Dollar falls after cooler-than-expected consumer price data
Written by Chuck Micolajkkak
New York (Reuters) – The dollar fell on Tuesday, when some of its sharp gains were returned one day before the inflation reading came without market expectations.
The Ministry of Labor said that the consumer price index increased by 0.2 % last month, less than Reuters ‘economists’ expectations for a 0.3 % profit, after dipping 0.1 % in March.
However, steam inflation is likely to pick up in the coming months as American definitions raise the cost of imported goods.
“Although the address number of inflation was better than expected, there are indications that the customs tariff has already led to high prices,” said Brian Jacobsen, chief economist at Annex Wealing Management at Menomone Falls, and Wisconsin.
“Rejection of the temperature of the definitions is good because the price effects will start leaking to the consumer basket very quickly,” he said. “Trade reset with China may mean that the Federal Reserve can return to work as usual and gradually resume cut prices later this year.”
The dollar index, which measures vegetables against the currency basket, decreased by 0.67 % to 101.05, with the euro increased by 0.81 % at $ 1.1177.
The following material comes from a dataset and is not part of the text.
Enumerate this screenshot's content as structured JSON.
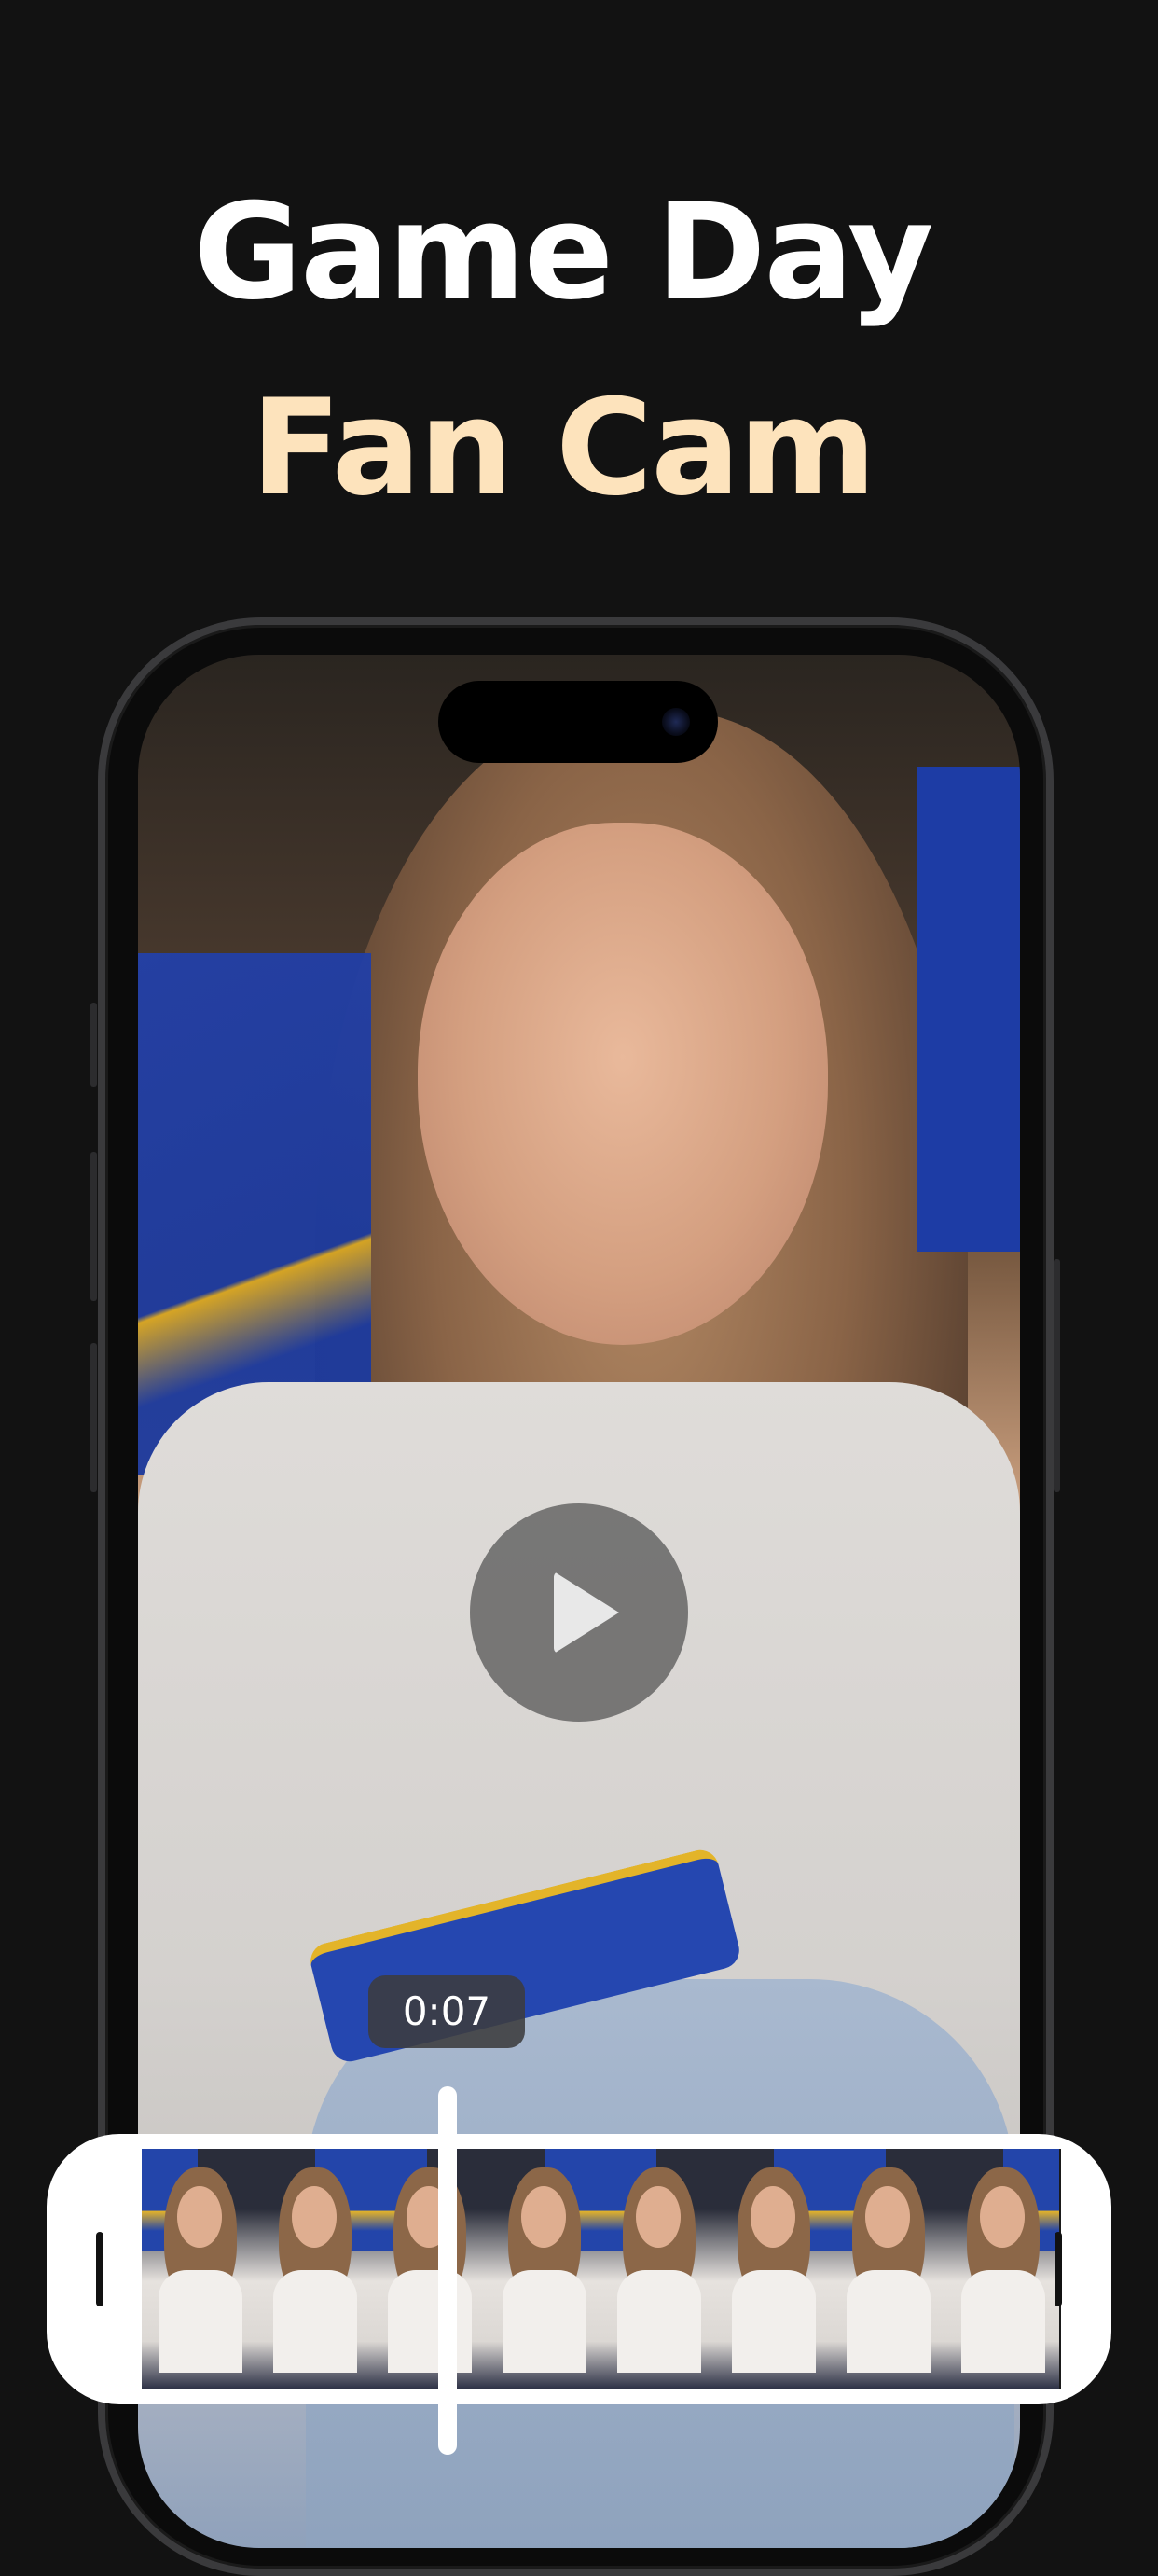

Greenback increased more than 1 % on Monday on optimism that the tariff deal between the United States and China could cool the trade war between the world’s largest economists, raising the risk of global recession.
The dollar is still nearly 3 % less than April 2, when president Donald Trump announced the definitions, prompting investors abroad to reduce their exposure to American stocks and bonds.
Against the Japanese yen, the dollar weakened by 0.57 % to 147.6, after mobilizing more than 2 % a day before the mood over risk has led to the appetite of safe assets.
Greenback fell 0.54 % to 0.841 against the Swiss franc after climbing 1.6 % on Monday.
The dollar fell 0.02 % to 7.197 against the Chinese naval yuan, after decreasing to the lowest level in six months of 7.1779.
Reducing commercial tensions between the United States of China has communicated the market participants to the return of stagnation, as well as the timing and size of interest rates from the Federal Reserve this year.
The major brokerage firms, including Goldman Sachs, JP Morgan and Barclays, have expanded the scope of recession in the United States and we saw to reduce the federal reserve policy.
It is now viewed to reduce the average rate of at least 25 basis points at the Central Bank meeting in September, compared to the prior view to reduce the July meeting, according to LSEG data. About 51 basis points of discounts are now priced for 2025.